Reducing olanzapine-induced weight gain side effect by using betahistine: a study in the rat model

Olanzapine is effective at treating multiple domains of schizophrenia symptoms. However, it induces serious metabolic side effects. Antipsychotic drug's antagonistic affinity to histamine H₁ receptors has been identified as a main contributor for weight gain/obesity side effects. This study therefore investigated whether a combined treatment of betahistine (a H₁ receptor agonist and H₃ receptor antagonist) could reduce the body weight/obesity induced by olanzapine. Female Sprague Dawley rats were treated orally with olanzapine (1 mg/kg, t.i.d.) and/or betahistine (2.67 mg/kg, t.i.d.), or vehicle for two weeks. Rats treated with olanzapine exhibited significant body weight gain and increased food intake. Co-treatment of olanzapine with betahistine significantly prevented (-45%) weight gain and reduced feeding efficiency compared to sole olanzapine treatment.

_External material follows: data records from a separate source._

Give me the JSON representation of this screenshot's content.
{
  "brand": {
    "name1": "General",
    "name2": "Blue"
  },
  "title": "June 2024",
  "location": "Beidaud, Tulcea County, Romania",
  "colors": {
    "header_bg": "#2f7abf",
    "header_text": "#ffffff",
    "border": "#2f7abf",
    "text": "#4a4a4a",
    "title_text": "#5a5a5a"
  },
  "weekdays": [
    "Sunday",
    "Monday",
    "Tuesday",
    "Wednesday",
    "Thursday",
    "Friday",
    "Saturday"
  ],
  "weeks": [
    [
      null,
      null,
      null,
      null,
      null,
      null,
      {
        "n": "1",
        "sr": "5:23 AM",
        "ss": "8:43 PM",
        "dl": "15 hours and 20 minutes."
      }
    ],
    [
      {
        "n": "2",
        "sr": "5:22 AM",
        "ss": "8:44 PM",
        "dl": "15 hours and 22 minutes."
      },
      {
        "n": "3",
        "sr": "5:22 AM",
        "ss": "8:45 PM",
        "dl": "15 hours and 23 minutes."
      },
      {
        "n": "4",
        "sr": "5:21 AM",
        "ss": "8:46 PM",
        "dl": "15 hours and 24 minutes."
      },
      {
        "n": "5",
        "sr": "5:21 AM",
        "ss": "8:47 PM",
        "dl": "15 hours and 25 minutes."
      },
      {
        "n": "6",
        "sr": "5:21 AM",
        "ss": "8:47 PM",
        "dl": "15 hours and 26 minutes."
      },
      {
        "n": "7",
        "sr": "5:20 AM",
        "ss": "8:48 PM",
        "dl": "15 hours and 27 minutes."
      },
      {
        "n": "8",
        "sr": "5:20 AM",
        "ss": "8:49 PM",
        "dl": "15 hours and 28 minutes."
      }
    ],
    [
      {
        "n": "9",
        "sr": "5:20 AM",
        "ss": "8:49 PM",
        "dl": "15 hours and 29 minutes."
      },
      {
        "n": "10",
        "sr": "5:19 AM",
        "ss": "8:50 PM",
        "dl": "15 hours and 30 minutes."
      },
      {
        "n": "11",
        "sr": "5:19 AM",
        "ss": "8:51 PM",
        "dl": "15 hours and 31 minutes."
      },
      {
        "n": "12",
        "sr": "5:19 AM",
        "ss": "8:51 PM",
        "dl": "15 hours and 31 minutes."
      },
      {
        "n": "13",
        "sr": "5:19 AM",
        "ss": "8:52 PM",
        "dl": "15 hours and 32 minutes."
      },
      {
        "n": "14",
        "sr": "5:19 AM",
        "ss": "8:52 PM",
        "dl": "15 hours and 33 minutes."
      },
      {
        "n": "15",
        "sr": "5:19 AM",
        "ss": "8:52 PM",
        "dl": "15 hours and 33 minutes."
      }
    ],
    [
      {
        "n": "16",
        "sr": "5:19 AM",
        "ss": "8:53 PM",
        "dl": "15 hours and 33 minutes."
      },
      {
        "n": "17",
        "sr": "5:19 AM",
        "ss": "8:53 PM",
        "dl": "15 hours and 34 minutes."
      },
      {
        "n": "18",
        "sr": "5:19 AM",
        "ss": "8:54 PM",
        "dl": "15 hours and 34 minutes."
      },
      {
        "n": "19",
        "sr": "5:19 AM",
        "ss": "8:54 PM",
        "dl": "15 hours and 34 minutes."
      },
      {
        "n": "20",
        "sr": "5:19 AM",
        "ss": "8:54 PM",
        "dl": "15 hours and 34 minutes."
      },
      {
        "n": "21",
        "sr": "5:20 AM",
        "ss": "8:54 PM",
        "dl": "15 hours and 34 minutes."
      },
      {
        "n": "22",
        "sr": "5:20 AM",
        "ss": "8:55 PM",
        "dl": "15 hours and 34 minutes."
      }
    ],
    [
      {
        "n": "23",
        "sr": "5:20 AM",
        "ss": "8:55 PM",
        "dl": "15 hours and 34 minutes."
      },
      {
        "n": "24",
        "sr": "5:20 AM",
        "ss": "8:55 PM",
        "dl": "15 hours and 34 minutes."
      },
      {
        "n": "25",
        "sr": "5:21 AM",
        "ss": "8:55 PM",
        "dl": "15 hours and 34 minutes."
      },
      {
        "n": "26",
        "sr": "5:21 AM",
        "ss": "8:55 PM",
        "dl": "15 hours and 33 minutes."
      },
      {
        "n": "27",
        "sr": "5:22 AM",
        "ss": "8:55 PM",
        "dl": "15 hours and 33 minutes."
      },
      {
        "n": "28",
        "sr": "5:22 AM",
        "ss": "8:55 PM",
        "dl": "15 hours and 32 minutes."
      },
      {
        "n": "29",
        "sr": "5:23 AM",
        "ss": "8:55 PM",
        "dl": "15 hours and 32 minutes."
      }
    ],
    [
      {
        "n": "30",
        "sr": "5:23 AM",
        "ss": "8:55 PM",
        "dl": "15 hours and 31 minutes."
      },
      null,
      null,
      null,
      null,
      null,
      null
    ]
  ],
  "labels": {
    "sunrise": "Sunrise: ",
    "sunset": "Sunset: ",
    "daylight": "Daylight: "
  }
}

Betahistine treatment alone had no effect on weight gain and food intake. Olanzapine reduced locomotor activity, but not betahistine. These findings demonstrate that olanzapine-induced body weight gain can partially be reduced by co-treatment with betahistine. Betahistine has H₃ receptor antagonistic effects to increase histamine release, which may augment its direct agonistic effects on H₁ receptors. These findings have important implications for clinical trials using betahistine to control antipsychotic-induced obesity side effects.